Monday, March 31, 2008

Springtime in Washington DC

Spring is my favorite time to shoot and springtime in Washington is an absolute delight. The end of March is cherry blossom time in Washington. On my first weekend, the trees were just beginning to bloom. The local experts assured me that the following weekend the cherry blossoms would be at their height. I explored the Tidal Basin to get an idea for the best shots, then wandered around the great mall.

On my second weekend, I was astonished at the number of blossoms. The trees around the Tidal Basin were laden with pastel pink and white blooms, a cotton candy-topped forest.

At sunrise, the sidewalks are overflowing with tourists and joggers dodging between the trees while picnickers settle in wherever they can to enjoy their coffee and the view. Getting a good photo can be a serious challenge.

Thousands of photographers compete for the best angles. After spending a few minutes setting up a shot, you can bet that someone with a cell phone camera will step into the frame to get an artistic closeups of the branch you were focusing on, but it's all part of the challenge.

Tripods are a rarity today, but there were plenty of professional and serious amateurs photographers making good use of them. I like to watch these folks in action because it can take a few minutes to properly compose an image. During that time, you get an idea what the photographer is going for. Seeing through another artist's eyes is an excellent way of getting a different perspective on a scene.

An Associated Press photographer I met carried a small step ladder in order to get angles no one else could. He let me try it out, but while the view was good, the photo was uninspiring. Other professional photographers took advantage of the flowering landscape to shoot wedding "love story" portraits (including, fashion shoots (with Lululemon Athletica) and informal portraits.
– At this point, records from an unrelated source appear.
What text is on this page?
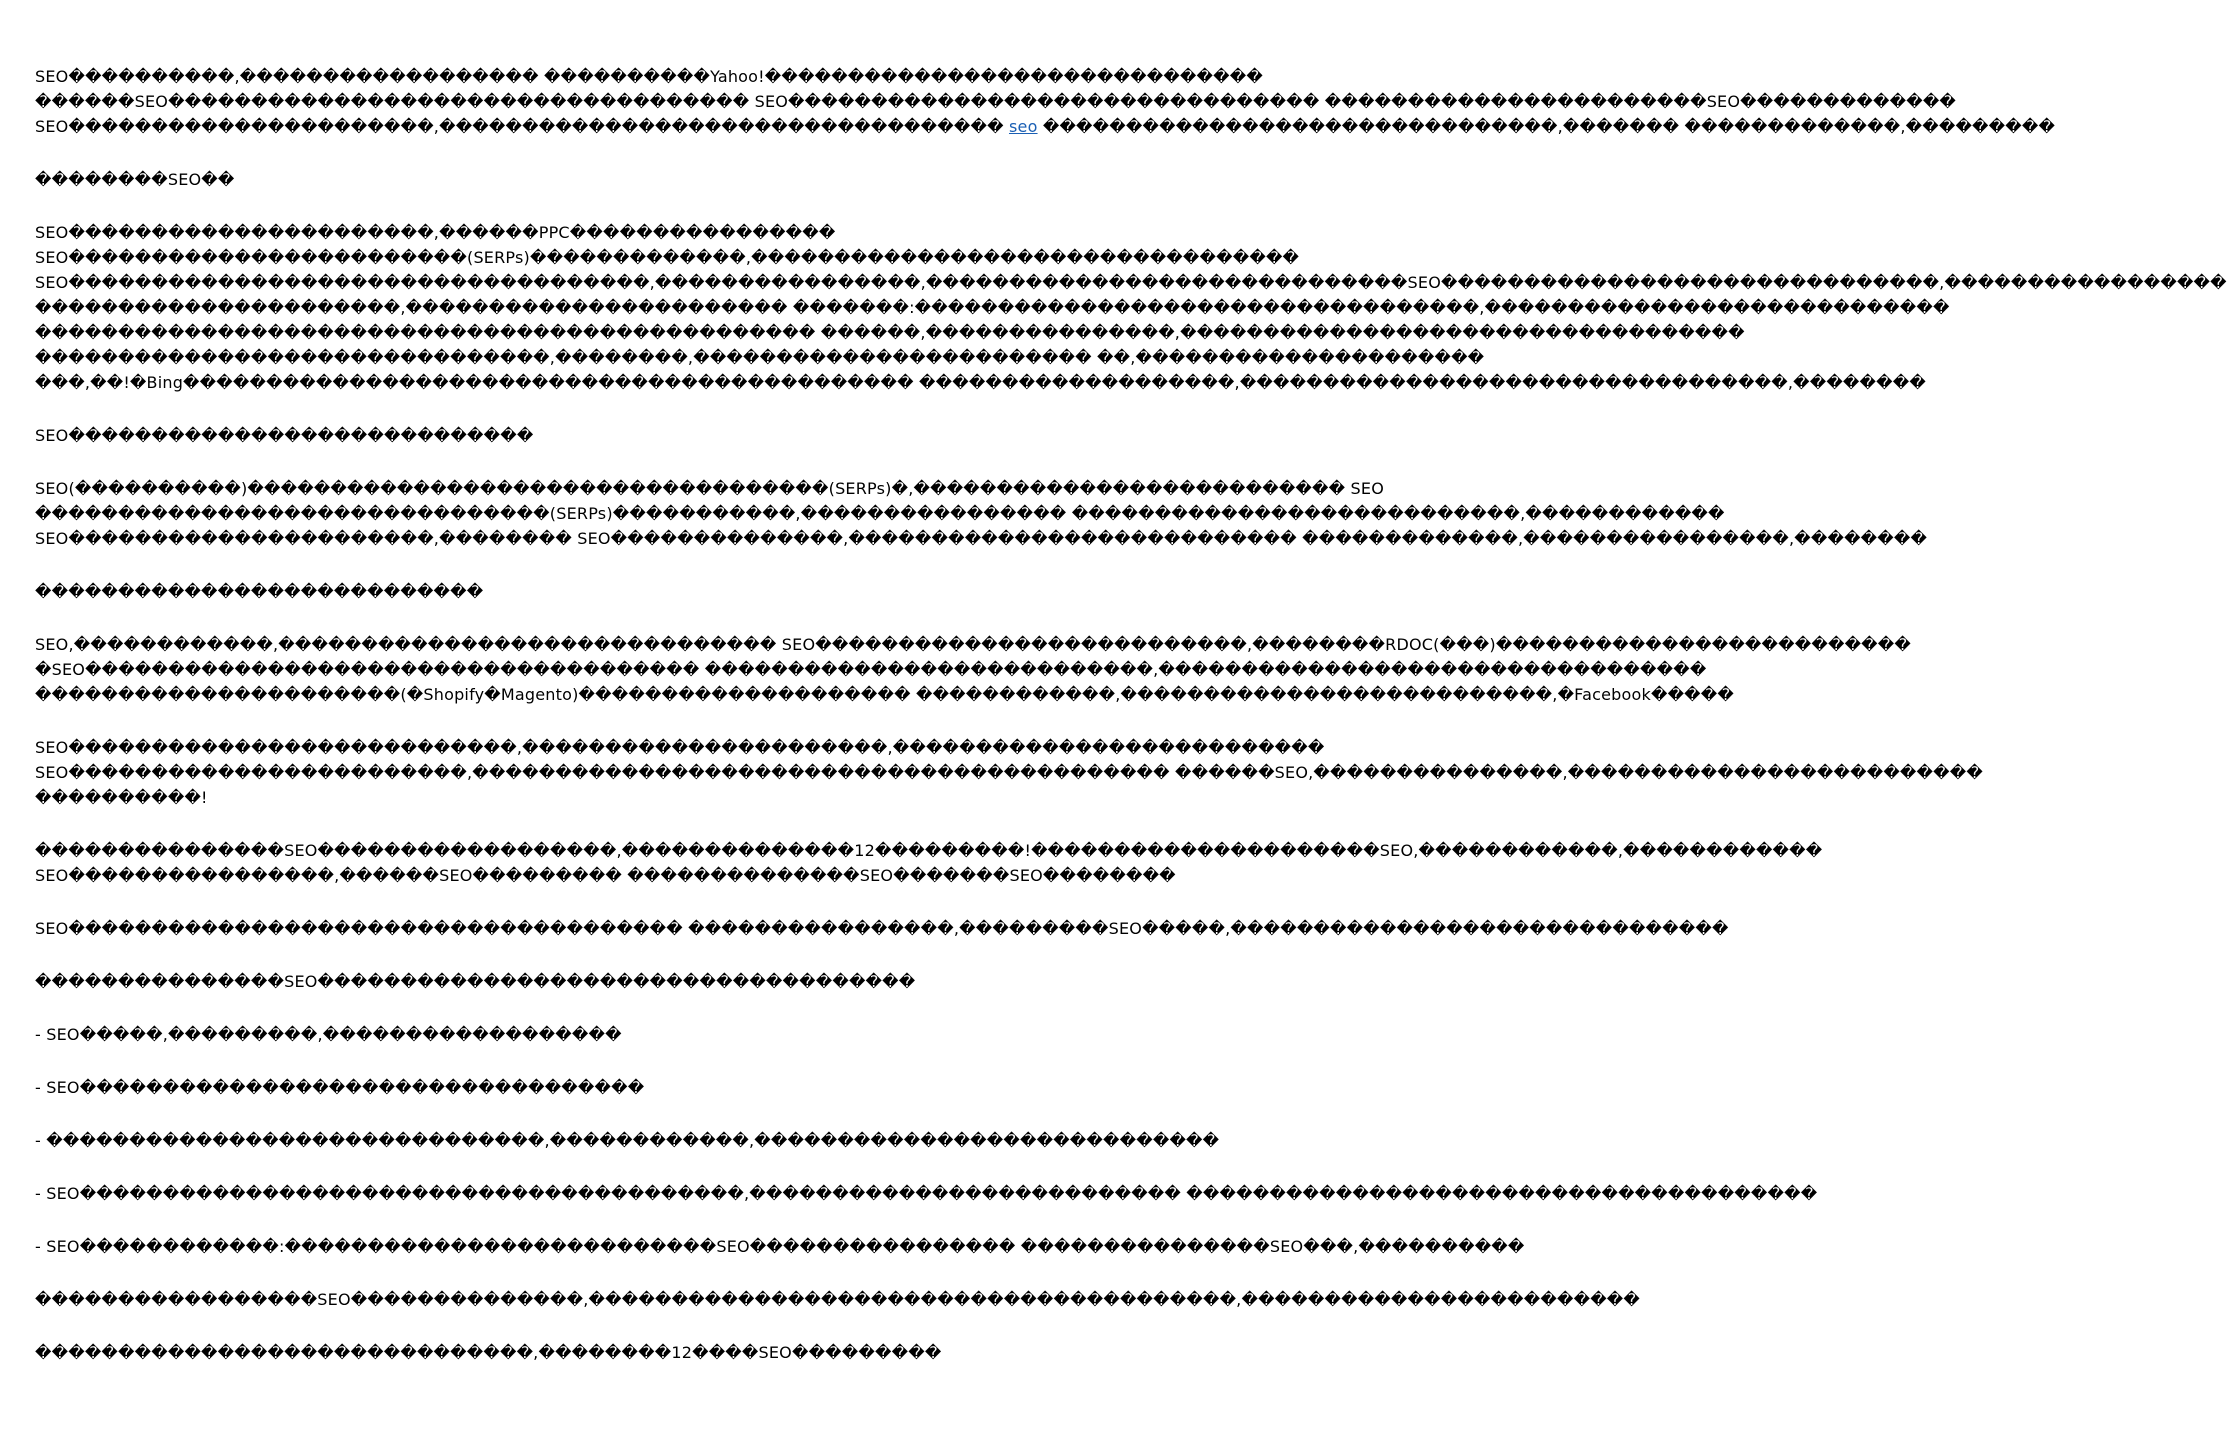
SEO����������,������������������ ����������Yahoo!������������������������������
������SEO����������������������������������� SEO�������������������������������� �����������������������SEO�������������
SEO����������������������,���������������������������������� seo �������������������������������,������� �������������,���������
��������SEO��
SEO����������������������,������PPC����������������
SEO������������������������(SERPs)�������������,���������������������������������
SEO�����������������������������������,����������������,�����������������������������SEO������������������������������,�����������������
����������������������,����������������������� �������:����������������������������������,����������������������������
����������������������������������������������� ������,���������������,����������������������������������
�������������������������������,��������,������������������������ ��,���������������������
���,��!�Bing�������������������������������������������� �������������������,���������������������������������,��������
SEO����������������������������
SEO(����������)�����������������������������������(SERPs)�,�������������������������� SEO
�������������������������������(SERPs)�����������,���������������� ���������������������������,������������
SEO����������������������,�������� SEO��������������,��������������������������� �������������,����������������,��������
���������������������������
SEO,������������,������������������������������ SEO��������������������������,��������RDOC(���)�������������������������
�SEO������������������������������������� ���������������������������,���������������������������������
����������������������(�Shopify�Magento)�������������������� ������������,��������������������������,�Facebook�����
SEO���������������������������,����������������������,��������������������������
SEO������������������������,������������������������������������������ ������SEO,���������������,�������������������������
����������!
���������������SEO������������������,��������������12���������!���������������������SEO,������������,������������
SEO����������������,������SEO��������� ��������������SEO�������SEO��������
SEO������������������������������������� ����������������,���������SEO�����,������������������������������
���������������SEO������������������������������������
- SEO�����,���������,������������������
- SEO����������������������������������
- ������������������������������,������������,����������������������������
- SEO����������������������������������������,�������������������������� ��������������������������������������
- SEO������������:��������������������������SEO���������������� ���������������SEO���,����������
�����������������SEO��������������,���������������������������������������,������������������������
������������������������������,��������12����SEO���������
While there are plenty of photo opportunities in Washington, I am unashamedly drawn to the most famous views. I know there are thousands of other images identical to mine, but these are my images. When I look at them, I remember the place and time and maybe how long I had to wait before the conditions were right. The photo, then, becomes a figurative key to a locked memory.
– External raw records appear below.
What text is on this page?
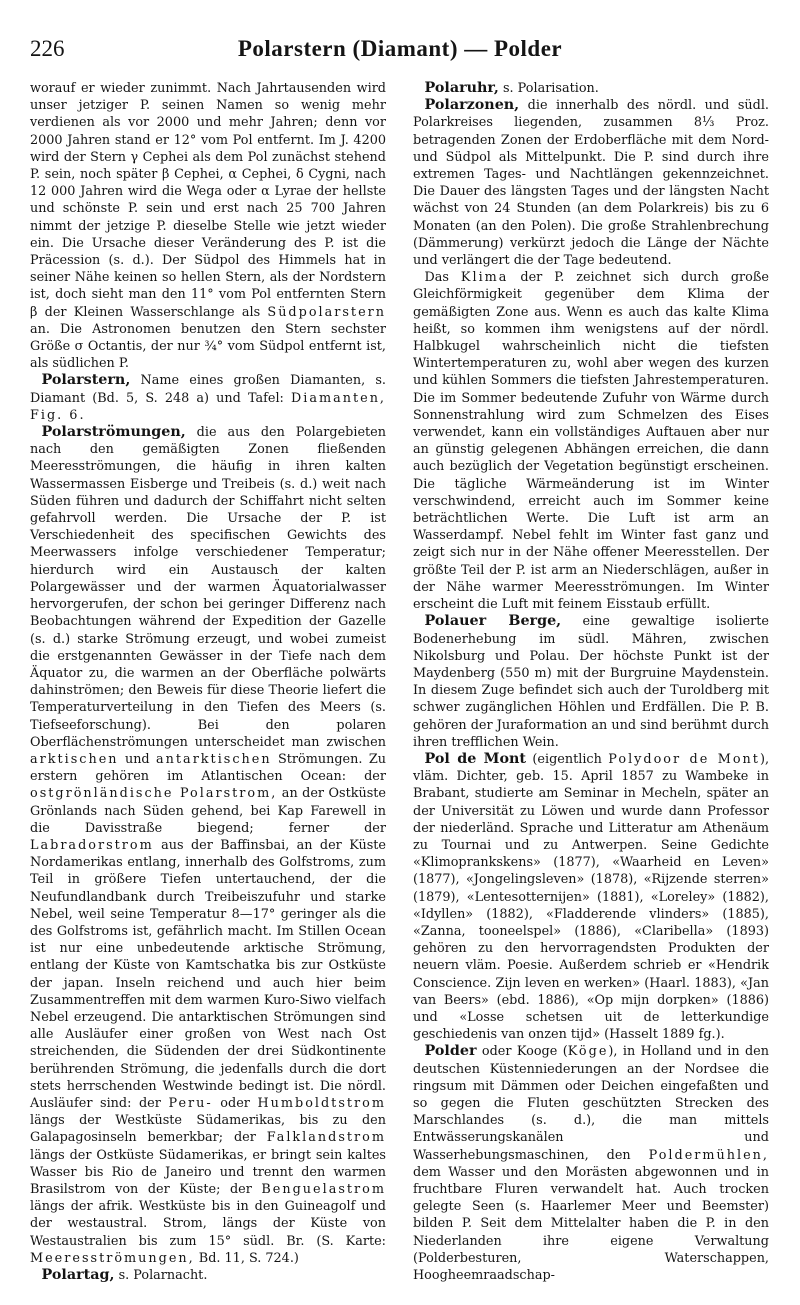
226	Polarstern (Diamant) — Polder

worauf er wieder zunimmt. Nach Jahrtausenden wird unser jetziger P. seinen Namen so wenig mehr verdienen als vor 2000 und mehr Jahren; denn vor 2000 Jahren stand er 12° vom Pol entfernt. Im J. 4200 wird der Stern γ Cephei als dem Pol zunächst stehend P. sein, noch später β Cephei, α Cephei, δ Cygni, nach 12 000 Jahren wird die Wega oder α Lyrae der hellste und schönste P. sein und erst nach 25 700 Jahren nimmt der jetzige P. dieselbe Stelle wie jetzt wieder ein. Die Ursache dieser Veränderung des P. ist die Präcession (s. d.). Der Südpol des Himmels hat in seiner Nähe keinen so hellen Stern, als der Nordstern ist, doch sieht man den 11° vom Pol entfernten Stern β der Kleinen Wasserschlange als Südpolarstern an. Die Astronomen benutzen den Stern sechster Größe σ Octantis, der nur ¾° vom Südpol entfernt ist, als südlichen P.

Polarstern, Name eines großen Diamanten, s. Diamant (Bd. 5, S. 248 a) und Tafel: Diamanten, Fig. 6.

Polarströmungen, die aus den Polargebieten nach den gemäßigten Zonen fließenden Meeresströmungen, die häufig in ihren kalten Wassermassen Eisberge und Treibeis (s. d.) weit nach Süden führen und dadurch der Schiffahrt nicht selten gefahrvoll werden. Die Ursache der P. ist Verschiedenheit des specifischen Gewichts des Meerwassers infolge verschiedener Temperatur; hierdurch wird ein Austausch der kalten Polargewässer und der warmen Äquatorialwasser hervorgerufen, der schon bei geringer Differenz nach Beobachtungen während der Expedition der Gazelle (s. d.) starke Strömung erzeugt, und wobei zumeist die erstgenannten Gewässer in der Tiefe nach dem Äquator zu, die warmen an der Oberfläche polwärts dahinströmen; den Beweis für diese Theorie liefert die Temperaturverteilung in den Tiefen des Meers (s. Tiefseeforschung). Bei den polaren Oberflächenströmungen unterscheidet man zwischen arktischen und antarktischen Strömungen. Zu erstern gehören im Atlantischen Ocean: der ostgrönländische Polarstrom, an der Ostküste Grönlands nach Süden gehend, bei Kap Farewell in die Davisstraße biegend; ferner der Labradorstrom aus der Baffinsbai, an der Küste Nordamerikas entlang, innerhalb des Golfstroms, zum Teil in größere Tiefen untertauchend, der die Neufundlandbank durch Treibeiszufuhr und starke Nebel, weil seine Temperatur 8—17° geringer als die des Golfstroms ist, gefährlich macht. Im Stillen Ocean ist nur eine unbedeutende arktische Strömung, entlang der Küste von Kamtschatka bis zur Ostküste der japan. Inseln reichend und auch hier beim Zusammentreffen mit dem warmen Kuro-Siwo vielfach Nebel erzeugend. Die antarktischen Strömungen sind alle Ausläufer einer großen von West nach Ost streichenden, die Südenden der drei Südkontinente berührenden Strömung, die jedenfalls durch die dort stets herrschenden Westwinde bedingt ist. Die nördl. Ausläufer sind: der Peru- oder Humboldtstrom längs der Westküste Südamerikas, bis zu den Galapagosinseln bemerkbar; der Falklandstrom längs der Ostküste Südamerikas, er bringt sein kaltes Wasser bis Rio de Janeiro und trennt den warmen Brasilstrom von der Küste; der Benguelastrom längs der afrik. Westküste bis in den Guineagolf und der westaustral. Strom, längs der Küste von Westaustralien bis zum 15° südl. Br. (S. Karte: Meeresströmungen, Bd. 11, S. 724.)

Polartag, s. Polarnacht.

Polaruhr, s. Polarisation.

Polarzonen, die innerhalb des nördl. und südl. Polarkreises liegenden, zusammen 8⅓ Proz. betragenden Zonen der Erdoberfläche mit dem Nord- und Südpol als Mittelpunkt. Die P. sind durch ihre extremen Tages- und Nachtlängen gekennzeichnet. Die Dauer des längsten Tages und der längsten Nacht wächst von 24 Stunden (an dem Polarkreis) bis zu 6 Monaten (an den Polen). Die große Strahlenbrechung (Dämmerung) verkürzt jedoch die Länge der Nächte und verlängert die der Tage bedeutend.

Das Klima der P. zeichnet sich durch große Gleichförmigkeit gegenüber dem Klima der gemäßigten Zone aus. Wenn es auch das kalte Klima heißt, so kommen ihm wenigstens auf der nördl. Halbkugel wahrscheinlich nicht die tiefsten Wintertemperaturen zu, wohl aber wegen des kurzen und kühlen Sommers die tiefsten Jahrestemperaturen. Die im Sommer bedeutende Zufuhr von Wärme durch Sonnenstrahlung wird zum Schmelzen des Eises verwendet, kann ein vollständiges Auftauen aber nur an günstig gelegenen Abhängen erreichen, die dann auch bezüglich der Vegetation begünstigt erscheinen. Die tägliche Wärmeänderung ist im Winter verschwindend, erreicht auch im Sommer keine beträchtlichen Werte. Die Luft ist arm an Wasserdampf. Nebel fehlt im Winter fast ganz und zeigt sich nur in der Nähe offener Meeresstellen. Der größte Teil der P. ist arm an Niederschlägen, außer in der Nähe warmer Meeresströmungen. Im Winter erscheint die Luft mit feinem Eisstaub erfüllt.

Polauer Berge, eine gewaltige isolierte Bodenerhebung im südl. Mähren, zwischen Nikolsburg und Polau. Der höchste Punkt ist der Maydenberg (550 m) mit der Burgruine Maydenstein. In diesem Zuge befindet sich auch der Turoldberg mit schwer zugänglichen Höhlen und Erdfällen. Die P. B. gehören der Juraformation an und sind berühmt durch ihren trefflichen Wein.

Pol de Mont (eigentlich Polydoor de Mont), vläm. Dichter, geb. 15. April 1857 zu Wambeke in Brabant, studierte am Seminar in Mecheln, später an der Universität zu Löwen und wurde dann Professor der niederländ. Sprache und Litteratur am Athenäum zu Tournai und zu Antwerpen. Seine Gedichte «Klimoprankskens» (1877), «Waarheid en Leven» (1877), «Jongelingsleven» (1878), «Rijzende sterren» (1879), «Lentesotternijen» (1881), «Loreley» (1882), «Idyllen» (1882), «Fladderende vlinders» (1885), «Zanna, tooneelspel» (1886), «Claribella» (1893) gehören zu den hervorragendsten Produkten der neuern vläm. Poesie. Außerdem schrieb er «Hendrik Conscience. Zijn leven en werken» (Haarl. 1883), «Jan van Beers» (ebd. 1886), «Op mijn dorpken» (1886) und «Losse schetsen uit de letterkundige geschiedenis van onzen tijd» (Hasselt 1889 fg.).

Polder oder Kooge (Köge), in Holland und in den deutschen Küstenniederungen an der Nordsee die ringsum mit Dämmen oder Deichen eingefaßten und so gegen die Fluten geschützten Strecken des Marschlandes (s. d.), die man mittels Entwässerungskanälen und Wasserhebungsmaschinen, den Poldermühlen, dem Wasser und den Morästen abgewonnen und in fruchtbare Fluren verwandelt hat. Auch trocken gelegte Seen (s. Haarlemer Meer und Beemster) bilden P. Seit dem Mittelalter haben die P. in den Niederlanden ihre eigene Verwaltung (Polderbesturen, Waterschappen, Hoogheemraadschap-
On my third weekend, the weather was not cooperative. The sun struggled through an overcast sky. While good for portraiture, it was not as impressive as photographing the pink flowers against the brilliant blue sky of the week before. Sunrise and sunset lighting was practically nonexistent.

There were fewer photographers with tripods that weekend, but one artist stood out. I imagine that decades ago the Tidal Basin would have seen dozens of his sort, but in the past few weeks he was the only one I saw in the whole city - a painter. He was chatting with a woman about his technique when I joined the conversation. His painting showed a long stretch of sidewalk overhung with cherry blossoms.

I pointed out that he had no people in his painting. "One of the problems I have with photographing these scenes is that there are so many tourists walking into the frame. How did you mange to get this image without a bunch of people in it?"

The woman looked at me like I was totally insane, but the artist didn't miss a beat. "Oh, what I do," he said dramatically, "is edit out the people ... or anything else I don't want."

"Impressive," I responded, gravely nodding my head in understanding.

The ground was covered in petals. While still spectacular, the pink haze that covered the walkways had diminished. So too, had the number of tourists. It was a bit easier to capture a scene without passersby wandering through the scene. Little did I know how much easier that would be when I hiked to the Tidal Basin on a drizzly Sunday morning.

A foot race blocked most of the vehicular traffic. There were so many runners that it was difficult to cross the street.

When I arrived at my favorite spot, there was only one person in sight! Not only could I set up my shots, I could take my time. Of course the misty rain made trouble for me as I attempted to keep my camera and lenses dry. I discovered later that one errant drop found its way onto my lens and managed to spoil quite a few shots. I am ever so thankful for PaintShop Pro for making it easy to fix.

Another favorite photo location on the Tidal Basin is the FDR memorial. It's understated and full of waterfalls. For my money, it's the most interesting memorial in the city.

Of course no trip to Washington DC is complete without a trip to a museum. I decided to go somewhere I've never been before. Although portraiture is my favorite type of photography, it had never occurred to me to visit the National Portrait Gallery. I mistakenly assumed it was full of dusty dull presidents, but it was actually remarkably good.

I should point out that the only reason it occurred to me to visit the museum this time is because Stephen Colbert's painting was hanging there. Not officially, of course, Colbert pretty much talked them into hanging it. They obliged by hanging his portrait in the toilet vestibule. Few other portraits had an much attention as his. Few others had as much truthiness either.